Vous oubliez que la réciproque est encore plus vraie. L’Union Européenne est le premier partenaire commercial de la Chine. Ce débouché est d’autant plus vital que les Etats-Unis lui font obstacle. Le projet des Routes de la soie visait initialement à créer un axe privilégié de part et d’autre de l’Eurasie. Aujourd’hui, ce projet est au point mort. Nous allons assister à un repli tant de la Chine que des Etats-Unis. C’est désormais une opportunité pour l’affirmation d’une Europe-puissance. Si elle ne le fait pas, elle sera menacée d’anéantissement. Mais l’Union Européenne doit d’abord s’armer psychologiquement en considérant une bonne fois pour toute qu’elle n’a pas d’amis mais bien des intérêts. Historiquement, il n’est pas inutile de rappeler que l’expérience de l’un des pères fondateurs de l’Europe, Jean Monnet, s’est d’abord acquise au contact de l’Asie en tant que conseiller de la Chine nationaliste. Solide pragmatisme mis à l’épreuve de la guerre, qui lui aura permis in fine de porter haut les valeurs de la démocratie et de la réconciliation entre les belligérants d’hier. C’est à ces fondamentaux que nous devons revenir et qui doivent nous guider dans chacune de nos négociations, et de nos visées dans nos rapports à la Chine.

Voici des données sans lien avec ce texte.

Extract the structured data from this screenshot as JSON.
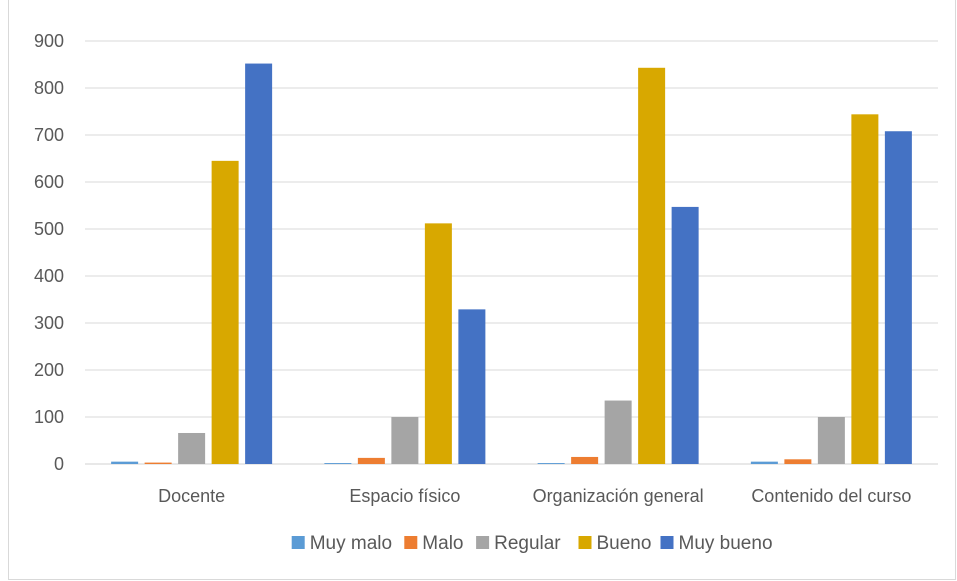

Confronté à un gouvernement chinois qui croit en l’ordre mais pas aux règles et un président américain qui ne croit ni à l’un ni aux autres, quelle stratégie l’UE doit-elle développer pour s’affirmer à l’international et notamment face à la Chine ?
En un mot, le pragmatisme doit nous accompagner dans chacune de nos démarches et en pariant sur le temps long. Les régimes politiques comme les hommes passent. Les pays restent. La Chine avec ou sans Parti Communiste sera toujours la Chine: impériale, narquoise et indifférente au sort du monde. Les Etats-Unis avec ou sans Donald Trump seront toujours les États-Unis: conquérants, suffisants et brutaux. L’Europe, elle, sera toujours le creuset d’une histoire inédite : universalité, droits de l’homme mais aussi premières expériences totalitaires. Bref, si nous voulons savoir où aller, avec qui et comment nous adresser, nous devons nous souvenir de qui nous sommes et nous assumer comme tels. Notre force réside dans notre hétérogénéité. L’unité dans la diversité ou l’esprit d’une fédération ferme dans ses choix et respectueuse des différences. Le monde nous regarde. A nous de l’inspirer en tant que force de propositions.